Idea: first define two variables, one fast and one slow. Let fast take two steps at a time and slow take one step at a time. When fast and slow meet, there is a ring structure in the linked list. If the linked list is an acyclic structure, it will not meet when traversing the linked list. That is, false is returned.

The legend is as follows:
To illustrate the situation,
The fast pointer is initially marked as F0, and 1 is added every time it moves, such as F1, F2, F3
The slow pointer is initially marked as S0, and 1 is added every time it moves, such as S1, S2, S3 5660a8da20b37b4a5a820604efb8205.png

The code implementation is as follows:

``````//Initialize a linked list node with a ring
Node nodeA = new Node("A");
Node nodeB = new Node("B");
Node nodeC = new Node("C");
Node nodeD = new Node("D");
Node nodeE = new Node("E");
Node nodeF = new Node("F");

nodeA.next = nodeB;
nodeB.next = nodeC;
nodeC.next = nodeD;
nodeD.next = nodeE;
nodeE.next = nodeF;
nodeF. next = nodeD;// At this time, node f points to node D, and a ring has been generated``````
``````/**
*Judge whether the linked list has a ring (the way of fast and slow pointer)
*                                       <-----------------
*                                      |                 |
*          [A]  ->  [B]  ->  [C]  ->  [D]  ->  [E]  ->  [F]
*
*Initial pointer F0
*          s0
*First S1 F1
*Second S2 F2
*Third S3 / F3
*In this example, the third traversal determines that there are links in the linked list
* @param node
* @return
*/
private boolean hasCycle(Node node) {
if (node == null) {
return false;
}
Node fast = node;
Node slow = node;
//This field is only used to record the number of iterations
int traverseCount = 0;
while (fast != null && fast.next != null && slow != null) {
fast = fast. next. next;// Move 2 steps
slow = slow. next;// Move 1 step
traverseCount ++;
if (fast == slow) {
//If we meet, it means there is a ring
Log. D (tag, "hascycle = = > looped... Traversecount =" + traversecount);
return true;
}
Log. D (tag, "hascycle = = > traversal times... Traversecount =" + traversecount);
}
Log. D (tag, "hascycle = = > acyclic");
return false;
}``````

Method 2: use the set < > set to record node elements. If there are duplicate elements, it is considered that there are rings
The code implementation is as follows:

``````/**
*If there is duplicate data, it means that there is a ring through the way of set recording values
* @param node
* @return
*/
private boolean hasCycle2(Node node) {
Set<Node> nodeSet = new HashSet<>();
//This field is only used to record the number of iterations
int traverseCount = 0;
while (node != null) {
if (nodeSet.contains(node)) {
Log. D (tag, "hascycle2 = = > looped... Traversecount =" + traversecount);
return true;
}
traverseCount ++;
Log.d(TAG, "hasCycle2==>traverseCount="+traverseCount);
node = node.next;
}
Log. D (tag, "hascycle2 = = > acyclic");
return false;
}``````

3、 Extension: (content reference:https://blog.csdn.net/weixin_40879743/article/details/90646399
If there are links in the linked list, find which node is the entry point of the link (as shown in the figure above, the entry point is node D, which is to be found below)
Train of thought: S = VT (distance = speed * time) use equation idea to formulate equation solution
Because the distance is known, the speed is known (double relation), and the time is also known (equal relation), the relation can be solved by equation. Then use the code to reflect the relationship, you can solve this problem.

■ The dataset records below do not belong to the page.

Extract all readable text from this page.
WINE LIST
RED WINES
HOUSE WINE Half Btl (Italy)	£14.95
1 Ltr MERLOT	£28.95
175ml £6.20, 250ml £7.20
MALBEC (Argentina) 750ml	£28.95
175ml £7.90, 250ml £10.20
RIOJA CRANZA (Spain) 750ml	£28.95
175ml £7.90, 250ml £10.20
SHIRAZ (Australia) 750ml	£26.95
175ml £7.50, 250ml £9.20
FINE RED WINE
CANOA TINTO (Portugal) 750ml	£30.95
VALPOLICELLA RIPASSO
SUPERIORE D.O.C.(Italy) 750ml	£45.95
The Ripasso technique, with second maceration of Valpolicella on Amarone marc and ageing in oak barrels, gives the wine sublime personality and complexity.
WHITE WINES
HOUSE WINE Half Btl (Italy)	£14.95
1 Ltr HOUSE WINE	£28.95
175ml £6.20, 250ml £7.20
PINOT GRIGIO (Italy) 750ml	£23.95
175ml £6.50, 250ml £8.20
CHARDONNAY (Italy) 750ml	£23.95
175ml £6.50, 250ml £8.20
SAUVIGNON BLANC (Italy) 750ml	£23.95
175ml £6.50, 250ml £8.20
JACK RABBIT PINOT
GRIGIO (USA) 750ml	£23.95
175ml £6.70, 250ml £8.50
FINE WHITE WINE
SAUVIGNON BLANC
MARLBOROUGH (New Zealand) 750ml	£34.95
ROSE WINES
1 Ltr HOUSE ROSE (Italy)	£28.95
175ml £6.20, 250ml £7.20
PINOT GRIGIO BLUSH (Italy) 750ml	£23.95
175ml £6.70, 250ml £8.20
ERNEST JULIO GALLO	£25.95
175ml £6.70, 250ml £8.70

As shown in the figure: suppose the linked list is link, fast is the fast pointer, slow is the slow pointer, blue is the distance fast has traveled, and green is the distance slow has traveled

K is the entrance of the ring, and P is the place where the fast and slow pointers meet
a. B and C represent the length of three sections respectively. image.png

So the diagram can become: image.png

Then, let the pointer traverse from the meeting point P and the starting point first at the same time. In this way, since C = a, P and first meet at K, and K is the entry point.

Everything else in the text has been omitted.